Ella sujeta la chaqueta entre las manos y parece asustada. Ninguno de los dos dice nada. Saludarse en un momento así no forma parte de su naturaleza. Él se aparta y ella entra sin saber a donde mirar. Es como si quisiese saberlo todo sobre él en ese instante. Es su espacio ella se siente extraña. Observa como cierra la puerta y camina hacia el otro lado de la habitación.

- Lo siento. Debí tomarme un par de pirulas y taparme la nariz.

- Las pirulas las has tomado.

- Sí.

Se miran y ella sonríe. Los metros que les separan están cargados de una tensión sofocante.

- No hace falta que despidas a nadie. Me voy.

- ¿Por qué?

Ella había sabido que esa pregunta surgiría y, sin embargo, la poca fuerza que tiene no la permite decir nada. Mira hacia el suelo y él se acerca a ella.

- ¿Otro noble gesto de sacrificio de los tuyos¿Para proteger a Foreman?

- No.

- ¿O quieres decir, no me despidas, dimito?

- Estoy protegiéndome.

Él la mira casi sorprendido. Ella no esperaba llegar a decirlo, pero está ahí, y ya no hay marcha atrás. Es ahora o nunca.

- Me preguntaste por qué me gustas. Eres cortante y borde, pero creía que todo lo que hacías era para ayudar a los demás. Me equivoqué, lo haces por honestidad.

Tan solo deja de mirarle una milésima de segundo. Extiende la mano derecha hacía él. Totalmente abierta. Esperando. Él observa el gesto y mueve la cabeza hacia un lado. Ella siente cómo las lágrimas le inundan los ojos y se dice a sí misma que no le dejará verla llorar. Baja la mano y traga saliva. Él ha dejado de mirarla hace tiempo.

- Solo hay dos formas de solucionar esto. Una está en mi mano y es irme. Adiós House.

Tiene la estúpida esperanza de que diga algo y por eso espera un segundo. Pero parecen siglos y no es capaz de aguantar más tiempo. Siente que se asfixia en su presencia. Abre la puerta y se va.

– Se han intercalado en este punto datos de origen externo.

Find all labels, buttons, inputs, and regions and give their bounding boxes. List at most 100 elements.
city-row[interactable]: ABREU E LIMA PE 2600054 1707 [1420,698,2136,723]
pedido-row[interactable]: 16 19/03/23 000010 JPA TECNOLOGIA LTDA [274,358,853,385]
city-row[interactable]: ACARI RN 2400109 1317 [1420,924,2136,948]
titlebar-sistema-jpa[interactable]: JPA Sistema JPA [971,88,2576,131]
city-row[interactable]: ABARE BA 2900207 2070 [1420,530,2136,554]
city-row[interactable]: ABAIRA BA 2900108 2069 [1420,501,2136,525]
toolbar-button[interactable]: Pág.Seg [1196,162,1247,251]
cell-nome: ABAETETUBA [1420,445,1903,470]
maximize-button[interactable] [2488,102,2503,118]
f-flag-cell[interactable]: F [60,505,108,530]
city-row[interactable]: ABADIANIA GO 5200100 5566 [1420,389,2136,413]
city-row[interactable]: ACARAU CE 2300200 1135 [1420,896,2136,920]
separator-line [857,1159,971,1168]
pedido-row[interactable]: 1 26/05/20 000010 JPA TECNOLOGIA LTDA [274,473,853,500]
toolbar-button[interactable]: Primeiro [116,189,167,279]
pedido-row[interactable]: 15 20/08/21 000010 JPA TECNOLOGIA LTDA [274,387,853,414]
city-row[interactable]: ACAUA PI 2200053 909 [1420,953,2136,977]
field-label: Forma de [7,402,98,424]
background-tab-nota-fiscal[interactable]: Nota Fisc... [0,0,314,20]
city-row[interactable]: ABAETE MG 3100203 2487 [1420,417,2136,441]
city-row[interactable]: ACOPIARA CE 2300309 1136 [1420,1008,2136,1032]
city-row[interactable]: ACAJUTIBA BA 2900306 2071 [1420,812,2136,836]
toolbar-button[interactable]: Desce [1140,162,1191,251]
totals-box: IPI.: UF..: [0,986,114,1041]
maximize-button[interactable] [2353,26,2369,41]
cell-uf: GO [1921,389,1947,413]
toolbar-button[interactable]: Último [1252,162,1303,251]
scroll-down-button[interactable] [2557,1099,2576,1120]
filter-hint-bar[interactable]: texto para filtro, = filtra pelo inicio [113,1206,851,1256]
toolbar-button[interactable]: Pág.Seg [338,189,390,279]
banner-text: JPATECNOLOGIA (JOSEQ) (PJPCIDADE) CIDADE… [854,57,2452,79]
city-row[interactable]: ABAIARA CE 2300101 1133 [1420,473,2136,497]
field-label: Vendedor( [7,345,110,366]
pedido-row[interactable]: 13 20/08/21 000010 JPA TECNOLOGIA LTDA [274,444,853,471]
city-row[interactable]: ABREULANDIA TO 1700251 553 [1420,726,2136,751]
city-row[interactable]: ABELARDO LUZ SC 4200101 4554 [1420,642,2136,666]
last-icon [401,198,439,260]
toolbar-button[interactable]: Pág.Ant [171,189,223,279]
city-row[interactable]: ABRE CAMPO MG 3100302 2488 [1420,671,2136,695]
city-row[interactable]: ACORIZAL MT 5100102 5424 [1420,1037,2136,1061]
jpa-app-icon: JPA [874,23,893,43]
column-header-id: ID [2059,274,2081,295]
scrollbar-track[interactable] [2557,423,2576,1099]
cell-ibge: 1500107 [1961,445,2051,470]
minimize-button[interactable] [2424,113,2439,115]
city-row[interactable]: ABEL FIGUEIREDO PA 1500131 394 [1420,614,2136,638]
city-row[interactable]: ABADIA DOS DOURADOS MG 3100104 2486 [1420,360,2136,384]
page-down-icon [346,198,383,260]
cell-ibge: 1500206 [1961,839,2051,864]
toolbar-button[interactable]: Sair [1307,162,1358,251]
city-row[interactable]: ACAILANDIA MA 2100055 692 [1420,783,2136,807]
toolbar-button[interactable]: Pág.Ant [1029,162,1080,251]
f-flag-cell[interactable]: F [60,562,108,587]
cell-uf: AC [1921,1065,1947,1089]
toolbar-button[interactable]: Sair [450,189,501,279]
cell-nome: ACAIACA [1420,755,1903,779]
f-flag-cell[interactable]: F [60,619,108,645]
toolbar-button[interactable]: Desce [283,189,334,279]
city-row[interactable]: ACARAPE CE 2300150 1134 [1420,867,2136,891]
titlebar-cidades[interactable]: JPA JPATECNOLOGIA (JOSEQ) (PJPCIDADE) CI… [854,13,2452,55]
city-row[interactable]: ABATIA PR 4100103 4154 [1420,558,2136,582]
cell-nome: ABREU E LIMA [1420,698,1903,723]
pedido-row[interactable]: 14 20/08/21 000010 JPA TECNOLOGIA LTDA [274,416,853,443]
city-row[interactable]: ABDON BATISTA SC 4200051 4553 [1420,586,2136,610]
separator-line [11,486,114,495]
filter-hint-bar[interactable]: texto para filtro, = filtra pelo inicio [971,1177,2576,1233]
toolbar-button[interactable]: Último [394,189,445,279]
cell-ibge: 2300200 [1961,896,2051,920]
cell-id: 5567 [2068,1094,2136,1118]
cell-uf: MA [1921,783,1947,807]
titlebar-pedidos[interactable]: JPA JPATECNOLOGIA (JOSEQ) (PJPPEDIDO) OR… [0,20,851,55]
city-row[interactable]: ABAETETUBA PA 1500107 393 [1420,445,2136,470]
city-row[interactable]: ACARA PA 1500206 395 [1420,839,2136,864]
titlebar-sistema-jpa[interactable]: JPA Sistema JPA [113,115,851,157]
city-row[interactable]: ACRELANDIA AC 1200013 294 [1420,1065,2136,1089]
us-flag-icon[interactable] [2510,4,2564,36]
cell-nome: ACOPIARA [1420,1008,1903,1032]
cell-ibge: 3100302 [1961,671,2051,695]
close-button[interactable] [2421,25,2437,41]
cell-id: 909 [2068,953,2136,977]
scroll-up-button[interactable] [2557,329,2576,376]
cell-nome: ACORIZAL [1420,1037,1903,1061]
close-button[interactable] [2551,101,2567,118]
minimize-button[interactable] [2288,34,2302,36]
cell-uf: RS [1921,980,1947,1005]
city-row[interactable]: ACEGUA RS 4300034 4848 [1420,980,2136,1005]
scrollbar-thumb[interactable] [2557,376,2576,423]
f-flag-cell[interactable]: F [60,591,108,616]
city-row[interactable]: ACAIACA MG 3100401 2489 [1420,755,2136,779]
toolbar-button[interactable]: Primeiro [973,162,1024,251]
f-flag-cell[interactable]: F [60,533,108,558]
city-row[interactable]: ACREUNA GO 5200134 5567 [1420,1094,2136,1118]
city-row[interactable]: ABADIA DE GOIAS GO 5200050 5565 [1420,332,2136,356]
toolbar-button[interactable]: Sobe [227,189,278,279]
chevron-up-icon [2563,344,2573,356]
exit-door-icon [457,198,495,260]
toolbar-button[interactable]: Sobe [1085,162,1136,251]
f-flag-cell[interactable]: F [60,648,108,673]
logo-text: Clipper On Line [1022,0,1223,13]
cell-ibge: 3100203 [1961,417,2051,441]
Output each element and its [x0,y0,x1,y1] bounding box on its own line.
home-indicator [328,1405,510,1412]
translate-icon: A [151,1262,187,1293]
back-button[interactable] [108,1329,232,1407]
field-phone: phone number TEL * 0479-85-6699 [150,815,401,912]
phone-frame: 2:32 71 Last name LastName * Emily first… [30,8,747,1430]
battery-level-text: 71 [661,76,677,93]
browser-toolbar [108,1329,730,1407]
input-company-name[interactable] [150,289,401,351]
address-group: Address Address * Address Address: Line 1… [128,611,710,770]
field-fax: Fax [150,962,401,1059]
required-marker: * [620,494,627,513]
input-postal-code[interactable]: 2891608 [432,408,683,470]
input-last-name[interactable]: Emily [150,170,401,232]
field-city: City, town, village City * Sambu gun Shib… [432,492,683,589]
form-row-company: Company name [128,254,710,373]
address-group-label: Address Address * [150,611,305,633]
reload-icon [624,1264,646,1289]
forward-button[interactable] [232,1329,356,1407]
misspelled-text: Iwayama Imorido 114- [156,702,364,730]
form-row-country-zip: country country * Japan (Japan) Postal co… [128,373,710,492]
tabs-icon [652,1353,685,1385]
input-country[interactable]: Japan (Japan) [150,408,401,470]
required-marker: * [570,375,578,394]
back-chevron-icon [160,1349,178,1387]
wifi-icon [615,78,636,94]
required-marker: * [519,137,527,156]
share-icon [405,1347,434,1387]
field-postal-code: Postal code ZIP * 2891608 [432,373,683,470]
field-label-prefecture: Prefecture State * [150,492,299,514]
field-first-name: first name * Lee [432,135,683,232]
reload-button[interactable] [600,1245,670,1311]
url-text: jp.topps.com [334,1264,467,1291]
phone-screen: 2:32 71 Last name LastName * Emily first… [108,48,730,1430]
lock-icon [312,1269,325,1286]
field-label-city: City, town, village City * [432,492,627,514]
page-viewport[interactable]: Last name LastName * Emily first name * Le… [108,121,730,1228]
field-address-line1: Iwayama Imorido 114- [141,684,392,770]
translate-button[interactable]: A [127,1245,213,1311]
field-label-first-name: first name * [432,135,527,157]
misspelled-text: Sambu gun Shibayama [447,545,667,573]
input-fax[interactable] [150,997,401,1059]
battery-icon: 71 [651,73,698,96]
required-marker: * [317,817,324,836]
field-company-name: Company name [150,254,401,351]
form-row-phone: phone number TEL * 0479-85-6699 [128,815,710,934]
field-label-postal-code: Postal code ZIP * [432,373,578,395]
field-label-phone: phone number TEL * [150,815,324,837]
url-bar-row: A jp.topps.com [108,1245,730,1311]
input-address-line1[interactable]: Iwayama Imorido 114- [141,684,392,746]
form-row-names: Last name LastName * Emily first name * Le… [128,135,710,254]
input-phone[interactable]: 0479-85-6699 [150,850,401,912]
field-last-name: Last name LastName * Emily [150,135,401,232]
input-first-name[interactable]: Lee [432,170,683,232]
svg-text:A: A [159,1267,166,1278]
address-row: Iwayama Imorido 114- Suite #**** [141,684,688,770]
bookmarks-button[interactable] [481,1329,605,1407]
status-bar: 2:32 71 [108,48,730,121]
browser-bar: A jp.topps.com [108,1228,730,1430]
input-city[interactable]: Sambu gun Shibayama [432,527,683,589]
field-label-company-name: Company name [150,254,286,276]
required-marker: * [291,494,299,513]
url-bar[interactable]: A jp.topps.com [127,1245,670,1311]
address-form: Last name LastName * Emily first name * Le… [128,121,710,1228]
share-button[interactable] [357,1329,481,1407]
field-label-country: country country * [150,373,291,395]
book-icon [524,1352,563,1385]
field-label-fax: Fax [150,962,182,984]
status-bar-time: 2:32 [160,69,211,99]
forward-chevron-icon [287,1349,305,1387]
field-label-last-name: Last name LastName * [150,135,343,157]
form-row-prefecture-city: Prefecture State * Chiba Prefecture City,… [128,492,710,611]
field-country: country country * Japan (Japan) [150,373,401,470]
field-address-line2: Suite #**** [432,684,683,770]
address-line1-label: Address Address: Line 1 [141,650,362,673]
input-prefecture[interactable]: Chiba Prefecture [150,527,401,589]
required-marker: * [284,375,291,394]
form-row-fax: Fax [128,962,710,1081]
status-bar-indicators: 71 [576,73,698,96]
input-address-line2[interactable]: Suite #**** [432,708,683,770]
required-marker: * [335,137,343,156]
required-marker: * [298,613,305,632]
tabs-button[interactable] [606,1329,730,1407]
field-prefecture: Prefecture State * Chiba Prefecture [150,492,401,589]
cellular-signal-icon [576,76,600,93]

Camina hacia el coche. No reprime las lágrimas que arden en sus ojos. Las aparta de sus mejillas con las manos. Abre la puerta y se deja caer rendida en el asiento. Apoya las manos en el volante y no puede dejar de llorar. Quiere hacerlo ahí. Desahogarse. Vaciarse antes de marcharse para siempre. Un nudo en la garganta. Demasiada presión en el pecho. La sensación tan desoladora de que ha perdido todo de nuevo.

Las lágrimas parecen no querer cesar y queman su rostro.

Da dos pasos hacia el sofá y se sienta. No ha sido capaz de articular ni una palabra. Se maldice a sí mismo. Ha satisfecho su curiosidad, pero eso no mitiga la terrible sacudida de sentirse un perdedor. Hace demasiado que no gana nada. Deja caer la cabeza hacia atrás y cierra los ojos. Cada fibra de su cuerpo está tensa. Siente una punzada en el estómago. Se inclina hacia delante y busca en el bolsillo el bote de vicodina. Toma un par en las manos y sonríe amargamente. Las traga y frota su muslo derecho.

No es la primera vez que le dicen adiós, pero no recuerda que hubiese dolido tanto.